BEST OF JODY’S BOX: “I’VE NEVER HAD AN INJURY THAT A DOCTOR COULDN’T SEW BACK ON!”

When Jody broke his arm in a crash at the top of Mt. Saint Helen, he walked down to the bottom of the hill by himself—He can’t say the same for the 15 riders he knocked down in the crash.

BY JODY WEISEL

I have been fairly bulletproof throughout my racing career. Given how long I’ve been at it, I can count the number of major injuries I’ve had on one hand (although that hand is the one that I cut my thumb off in Jeff Hick’s rear wheel). No sweat, the doctor sewed in back on and I only missed three races.

The closest I came to a broken bone was when I got a stick jammed in my shift lever as I jumped down Devil’s Drop at Carlsbad Raceway. The stick turned out to be no problem, a fact that I discerned by looking down at it as I swept left through the finish line turn. However, looking down turned out to be really dangerous as I ran head-on into the steep bank that lined the track in the next right hand turn by the bleachers. I did a front flip over the fence and landed on my back. When I got back to the pits I started throwing up. Lovely Louella loaded up all my stuff and drove me to the hospital where I was diagnosed as having compressed three vertabrae and was sentenced to three weeks of bed rest. No sweat, I was back racing on week three although I had to stop twice on the way to the track to lay down in the bed of my truck until my back muscles quit spasming.

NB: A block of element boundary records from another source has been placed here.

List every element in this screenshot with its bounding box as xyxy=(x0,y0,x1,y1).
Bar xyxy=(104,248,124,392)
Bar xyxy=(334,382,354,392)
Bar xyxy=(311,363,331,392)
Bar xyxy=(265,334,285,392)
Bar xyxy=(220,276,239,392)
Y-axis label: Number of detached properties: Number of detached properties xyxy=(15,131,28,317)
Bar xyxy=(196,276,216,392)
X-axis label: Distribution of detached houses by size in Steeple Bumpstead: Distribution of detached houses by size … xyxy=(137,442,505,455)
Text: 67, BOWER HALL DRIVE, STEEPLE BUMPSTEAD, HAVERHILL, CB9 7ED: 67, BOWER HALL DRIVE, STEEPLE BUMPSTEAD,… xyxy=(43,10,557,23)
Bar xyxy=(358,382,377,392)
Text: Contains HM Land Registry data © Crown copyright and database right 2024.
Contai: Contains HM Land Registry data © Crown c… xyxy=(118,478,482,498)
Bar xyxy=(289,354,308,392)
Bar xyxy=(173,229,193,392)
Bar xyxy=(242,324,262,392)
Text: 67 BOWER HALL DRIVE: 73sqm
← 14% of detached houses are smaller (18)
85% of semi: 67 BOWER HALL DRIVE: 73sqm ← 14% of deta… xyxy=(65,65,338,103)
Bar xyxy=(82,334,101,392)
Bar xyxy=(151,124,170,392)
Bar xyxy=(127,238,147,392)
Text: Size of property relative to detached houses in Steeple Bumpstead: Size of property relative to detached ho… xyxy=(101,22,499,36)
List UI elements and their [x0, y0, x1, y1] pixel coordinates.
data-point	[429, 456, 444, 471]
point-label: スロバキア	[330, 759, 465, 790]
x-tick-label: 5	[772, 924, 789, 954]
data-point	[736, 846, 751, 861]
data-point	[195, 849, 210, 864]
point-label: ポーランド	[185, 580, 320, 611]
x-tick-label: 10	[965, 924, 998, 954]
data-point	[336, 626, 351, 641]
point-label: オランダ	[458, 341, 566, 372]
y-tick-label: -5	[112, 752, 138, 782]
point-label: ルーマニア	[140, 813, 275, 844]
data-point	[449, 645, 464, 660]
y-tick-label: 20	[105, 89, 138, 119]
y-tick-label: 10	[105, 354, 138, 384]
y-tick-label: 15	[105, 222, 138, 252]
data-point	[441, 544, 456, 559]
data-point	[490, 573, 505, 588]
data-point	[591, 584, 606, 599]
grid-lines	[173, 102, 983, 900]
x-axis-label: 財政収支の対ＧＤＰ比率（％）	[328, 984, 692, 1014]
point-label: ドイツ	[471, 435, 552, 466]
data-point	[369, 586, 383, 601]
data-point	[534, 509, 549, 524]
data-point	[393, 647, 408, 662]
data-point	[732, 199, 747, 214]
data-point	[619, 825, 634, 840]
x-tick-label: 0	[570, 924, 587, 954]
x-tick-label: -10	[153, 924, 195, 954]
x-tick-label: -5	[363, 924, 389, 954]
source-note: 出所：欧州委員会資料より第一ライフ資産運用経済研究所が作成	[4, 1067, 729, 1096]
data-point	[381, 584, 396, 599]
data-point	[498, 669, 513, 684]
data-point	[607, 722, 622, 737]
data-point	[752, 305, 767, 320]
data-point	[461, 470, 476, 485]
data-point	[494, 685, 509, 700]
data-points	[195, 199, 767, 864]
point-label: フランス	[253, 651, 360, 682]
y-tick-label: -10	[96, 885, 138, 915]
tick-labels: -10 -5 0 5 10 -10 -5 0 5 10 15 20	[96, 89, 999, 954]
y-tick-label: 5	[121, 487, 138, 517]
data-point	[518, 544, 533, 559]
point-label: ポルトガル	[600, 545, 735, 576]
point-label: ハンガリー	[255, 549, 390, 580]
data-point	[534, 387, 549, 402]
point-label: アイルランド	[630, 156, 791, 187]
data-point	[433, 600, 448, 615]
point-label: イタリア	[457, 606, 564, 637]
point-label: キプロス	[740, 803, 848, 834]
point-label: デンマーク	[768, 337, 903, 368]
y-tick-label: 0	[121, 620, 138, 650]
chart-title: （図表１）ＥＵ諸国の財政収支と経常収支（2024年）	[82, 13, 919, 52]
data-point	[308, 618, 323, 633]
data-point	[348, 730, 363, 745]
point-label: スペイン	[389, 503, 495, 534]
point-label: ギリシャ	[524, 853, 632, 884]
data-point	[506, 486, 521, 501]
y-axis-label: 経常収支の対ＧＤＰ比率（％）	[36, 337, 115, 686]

Of course no motocross racer’s story is complete without a knee injury. I wish I could tell you all about mine, but I don’t know how I did it. I do know where and when, but I had one of those silent ligament tears where you don’t feel it. I was walking across the pits after the riders meeting at Perris Raceway in June of 1986 and I started limping. A little limp for the first ten steps and then it got bigger the farther I walked, until I hopped on one foot into a lawn chair. It was a muddy day and somewhere during practice I must have put my foot down and twisted my knee. Jeff Spencer, Team Honda’s trainer, sent me to see the best ortho doctor he knew. That doctor said. “I can operate on it and it will hurt for six months or I can leave it alone and it will hurt for six months. Your choice.”

“If you don’t operate on it can I race while I’m waiting the six months?” I asked. If he said, No, then I was going to let him operate on it.

“If you can stand the pain you can race all you want,” he said. “You can’t hurt it any worse than it is, but you’ll be back the first time your knee hits the gas tank.”

Everybody has a family portrait. This is Jody’s.

No sweat, I raced that next weekend and for the six months after by never touching the ground with my left foot or gripping the gas tank with my knee. Twenty-seven years later I still won’t slide my left boot across the ground in a tight corner. I put it out, but I let it hover six inches above the ground.

My longest time off my bike was in 2015 when I got pneumonia. It wasn’t my fault. I thought I had the flu and I decided to race to blow the flu out. It didn’t work; instead, I sucked the pneumonia in. Sometime during the second moto, I don’t actually remember when, I found myself parked by the side of the track with my head on the handlebars. I was huffing, puffing, hacking and coughing. The promoter ran over to where I was and helped me get off the track. I spent two months breathing albutrol through a nebulizer because my doctor said I couldn’t race until I could blow the ping pong ball up the blue tube in one breath.

Late in 2017 I finally got the broken bone that I so richly deserved. I crashed at the top of Glen Helen’s Mt. Saint Helen and did backflips down the hill—breaking my left arm in two places. I had it plated (after the massive abrasions healed) and spent six months in casts, braces and rehab. I’d never had that much time off before . The silver lining was that I able to catch every episode of “Adam 12” that I had missed from 1968 to 1975. When my doctor finally released me to ride, I stunk. I know what you are thinking, but it was possible to stink more than I stunk before I got hurt.

Then one day I was fiddling with my goggles and I accidentally covered my left eye and realized that I could not see out of my right eye. It was a blur. It turns that I was legally blind. My opthalmologist, funny how you collect personal doctors the longer you race, told me that I had  an eye disease called keratoconus and also needed cataracts surgery, followed by a Yag Laser Capsulotomy and future cross-link therapy injections in both eyes. Worst of all I couldn’t race for three months. But, when my eyes healed from the double surgery, I could see things that they tell me had been there all along, but I never saw them.

The other day at the track, an old friend ask how my arm was doing. I said, “No sweat. I don’t care about my arm. I only have time for one medical problem at a time. I’m busy with vertigo right now.”